Dating Advice # 8 - Platonic Platitudes
Opposite-gender relationships with a confidential, vulnerable component are not a good idea -- when they compete with a marriage.
Dear Rosie & Sherry,
I have been seriously dating one girl for a while, and we are literally on the verge of getting engaged. We do have one sticking point, however, that may prevent me from "popping the question." She has a couple of good friends who are male. One of them is a former boyfriend whom she hasn't dated for a couple of years but is still in touch with. Another is someone she grew up with. She thinks that it is okay to have these platonic friendships. But it drives me crazy!! She understands that I am uncomfortable about this and has told me that she'll minimize contact with these guys, but she doesn't do what she says.
I'm in love with this girl and I think the feeling is mutual, but part of me is jealous and part of me is afraid to trust her. I sometimes think of breaking up. This has made me very depressed at a time I should be excited and happy. Please let me know what to do.
Eric in New York
It sounds to us that the two of you are not nearly as close to getting engaged as you think. You say you're serious about each other but are also upset enough to consider breaking up. Before you even think about becoming engaged, the two of you need to address this issue that's driving a wedge between you.
Why is your dating partner continuing close friendships with other men? It may stem from her ambivalence about your future relationship. She is engaging in something called "approach avoidance" -- saying she wants something, and then engaging in behavior that seems inconsistent with her goal. This behavior is common in people who harbor mixed feelings about a situation.
The two of you need to have a long talk about what each of you expect for your future together. Though you are ready to pop the question, things may be moving too fast for her, and this is her way to slow things down. It's not uncommon for a man to feel "ready" before his future wife feels the same.
Or, it could simply be that she does not realize the need to place boundaries on her outside male friendships. When a married person has a platonic relationship, it has to be a social one, rather than a confidential one. The dating couple needs to devote their energies to each other to develop emotional intimacy. This is a closeness in which they can talk to each other about all sorts of issues, reveal vulnerabilities and get an appropriate response, confide in each other, and support each other emotionally. This emotional closeness is threatened when one member of a dating couple has a close friendship with a member of the opposite gender.

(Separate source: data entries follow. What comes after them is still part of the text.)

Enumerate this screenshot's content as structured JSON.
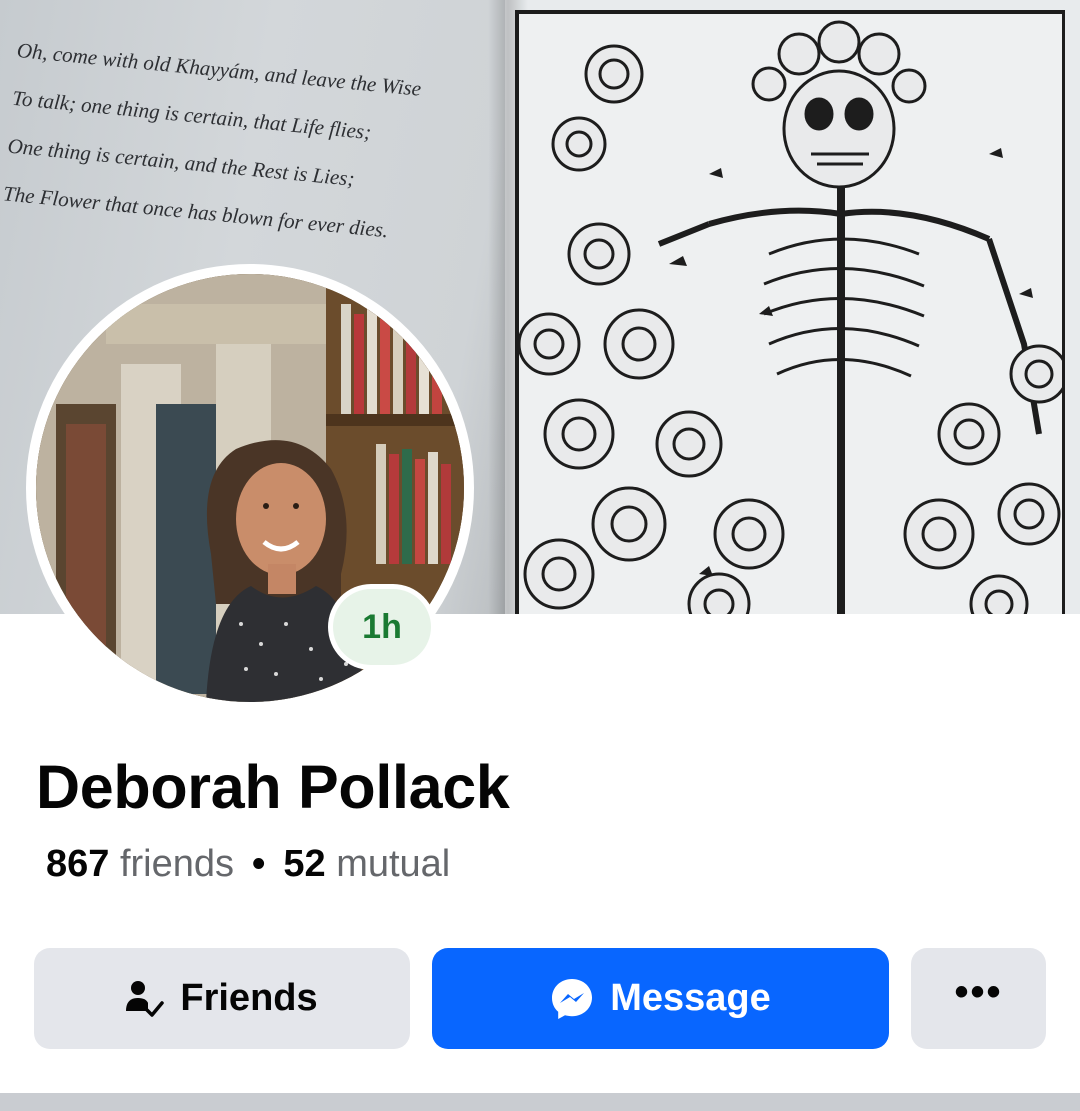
{
  "cover": {
    "poem_lines": [
      "Oh, come with old Khayyám, and leave the Wise",
      "To talk; one thing is certain, that Life flies;",
      "One thing is certain, and the Rest is Lies;",
      "The Flower that once has blown for ever dies."
    ]
  },
  "profile": {
    "story_age": "1h",
    "name": "Deborah Pollack",
    "friends_count": "867",
    "friends_label": "friends",
    "separator": "•",
    "mutual_count": "52",
    "mutual_label": "mutual"
  },
  "actions": {
    "friends_label": "Friends",
    "friends_icon": "person-check-icon",
    "message_label": "Message",
    "message_icon": "messenger-icon",
    "more_label": "•••",
    "more_icon": "more-dots-icon"
  },
  "colors": {
    "primary_blue": "#0866ff",
    "secondary_gray": "#e4e6eb",
    "story_green": "#1a7a32",
    "text_primary": "#050505",
    "text_secondary": "#65676b"
  }
}
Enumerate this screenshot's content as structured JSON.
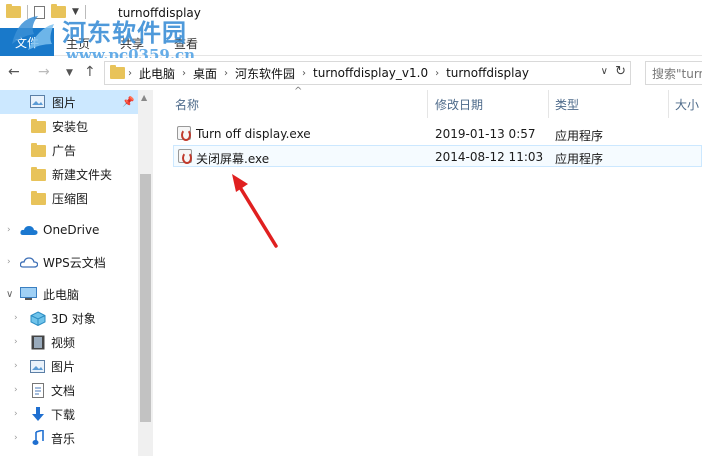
{
  "window": {
    "title": "turnoffdisplay"
  },
  "ribbon": {
    "file_tab": "文件",
    "tabs": [
      "主页",
      "共享",
      "查看"
    ]
  },
  "watermark": {
    "name": "河东软件园",
    "url": "www.pc0359.cn"
  },
  "address": {
    "crumbs": [
      "此电脑",
      "桌面",
      "河东软件园",
      "turnoffdisplay_v1.0",
      "turnoffdisplay"
    ]
  },
  "search": {
    "placeholder": "搜索\"turnoffdisplay\""
  },
  "sidebar": {
    "items": [
      {
        "label": "图片",
        "icon": "pictures-icon",
        "pinned": true,
        "selected": true
      },
      {
        "label": "安装包",
        "icon": "folder-icon"
      },
      {
        "label": "广告",
        "icon": "folder-icon"
      },
      {
        "label": "新建文件夹",
        "icon": "folder-icon"
      },
      {
        "label": "压缩图",
        "icon": "folder-icon"
      },
      {
        "label": "OneDrive",
        "icon": "onedrive-icon"
      },
      {
        "label": "WPS云文档",
        "icon": "cloud-icon"
      },
      {
        "label": "此电脑",
        "icon": "computer-icon"
      },
      {
        "label": "3D 对象",
        "icon": "3d-objects-icon"
      },
      {
        "label": "视频",
        "icon": "videos-icon"
      },
      {
        "label": "图片",
        "icon": "pictures-icon"
      },
      {
        "label": "文档",
        "icon": "documents-icon"
      },
      {
        "label": "下载",
        "icon": "downloads-icon"
      },
      {
        "label": "音乐",
        "icon": "music-icon"
      }
    ]
  },
  "columns": {
    "name": "名称",
    "modified": "修改日期",
    "type": "类型",
    "size": "大小"
  },
  "files": [
    {
      "name": "Turn off display.exe",
      "modified": "2019-01-13 0:57",
      "type": "应用程序"
    },
    {
      "name": "关闭屏幕.exe",
      "modified": "2014-08-12 11:03",
      "type": "应用程序"
    }
  ],
  "colors": {
    "accent": "#1979ca",
    "selection": "#cce8ff",
    "arrow": "#e02020"
  }
}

In addition, a close platonic friendship can distract an engaged or married person from the details of his or her new life, such as how to set up a home, dealing with career, education, and financial concerns.
Of course, it is not so easy to change the nature of a long-standing friendship. Particularly if the friend is not married himself, it may be difficult for him to appreciate why the dynamics of marriage necessitate such change. In the end, if the engaged person can't successfully change the nature of the opposite-gender friendship, she should amicably close that chapter in her life.
If your friend is unwilling to accept this bit of wisdom, the two of you will not be able to attain the level of emotional intimacy needed build a future relationship.
One more thought: Perhaps there is more going on here, and you should look at your own mixed feelings. Sometimes, people are unconsciously attracted to someone whose behavior prevents them from becoming closer -- because they are afraid of becoming too emotionally intimate with someone else. Could this be you -- or maybe we're barking up the wrong tree.